As automation in the field of automated driving (AD) progresses, ensuring the safety and functionality of AD functions (ADFs) becomes crucial. Virtual scenario-based testing has emerged as a prevalent method for evaluating these systems, allowing for a wider range of testing environments and reproducibility of results. This approach involves AD-equipped test vehicles operating within predefined scenarios to achieve specific driving objectives. To comprehensively assess the impact of road network properties on the performance of an ADF, varying parameters such as intersection angle, curvature and lane width is essential. However, covering all potential scenarios is impractical, necessitating the identification of feasible parameter ranges and automated generation of corresponding road networks for simulation. Automating the workflow of road network generation, parameter variation, simulation, and evaluation leads to a comprehensive understanding of an ADF's behavior in diverse road network conditions. This paper aims to investigate the influence of road network parameters on the performance of a prototypical ADF through virtual scenario-based testing, ultimately advocating the importance of road topology in assuring safety and reliability of ADFs.

Figures (6)

• Figure 1: Overview of the implemented automated scenario-based testing methodology. All components and formats are open-source.

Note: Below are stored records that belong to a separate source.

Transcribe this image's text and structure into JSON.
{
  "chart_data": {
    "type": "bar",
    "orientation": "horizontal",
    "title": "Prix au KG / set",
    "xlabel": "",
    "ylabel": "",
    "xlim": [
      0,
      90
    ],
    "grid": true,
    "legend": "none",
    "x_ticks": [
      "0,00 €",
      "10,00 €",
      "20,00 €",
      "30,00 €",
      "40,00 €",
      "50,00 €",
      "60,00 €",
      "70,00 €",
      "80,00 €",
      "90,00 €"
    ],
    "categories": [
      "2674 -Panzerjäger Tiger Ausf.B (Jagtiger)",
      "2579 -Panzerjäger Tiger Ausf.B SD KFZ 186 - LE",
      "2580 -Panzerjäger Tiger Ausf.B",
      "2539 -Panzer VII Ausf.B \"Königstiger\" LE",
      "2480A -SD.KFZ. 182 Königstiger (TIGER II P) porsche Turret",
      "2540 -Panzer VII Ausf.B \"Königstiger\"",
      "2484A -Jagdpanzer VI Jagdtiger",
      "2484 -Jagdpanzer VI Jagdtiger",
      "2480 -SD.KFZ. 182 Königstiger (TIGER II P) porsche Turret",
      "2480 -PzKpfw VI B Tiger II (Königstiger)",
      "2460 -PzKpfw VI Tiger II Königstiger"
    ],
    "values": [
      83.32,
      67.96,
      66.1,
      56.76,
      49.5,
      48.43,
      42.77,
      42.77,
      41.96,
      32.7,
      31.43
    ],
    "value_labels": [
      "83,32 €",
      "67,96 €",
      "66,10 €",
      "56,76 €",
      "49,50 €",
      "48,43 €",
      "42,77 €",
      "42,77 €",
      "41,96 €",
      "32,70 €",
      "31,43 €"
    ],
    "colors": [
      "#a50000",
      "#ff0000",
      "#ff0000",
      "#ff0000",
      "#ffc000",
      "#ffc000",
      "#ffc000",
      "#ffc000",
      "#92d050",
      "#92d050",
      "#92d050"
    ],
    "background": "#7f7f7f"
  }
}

• Figure 2: The 6 layer model to structure a scenario according to SCH21.
• Figure 3: Concrete examples of the three utilized road network templates. Exemplary routes are drawn in each scenario.
• Figure 4: Illustration of the overall performance evaluation for all executed simulations clustered by the three main templates. The spider plot indicates that the ADF generally have good jerk values and almost always stays within the lane boundaries. Reaching the target seems to be an issue which might be controller related since the position is overshot. In the complex road network, acceleration and steady lane keeping values tend to be bad which may be due to the transitions between different road elements.
• Figure 5: Filtered average of the dynamic KPIs in left turns with three fixed lane width over different curve radii. For each lane width, a critical radius was identified below which the ADF failed to succeed (dashed vertical lines). Expectable, the performance in wider lanes seems to be better.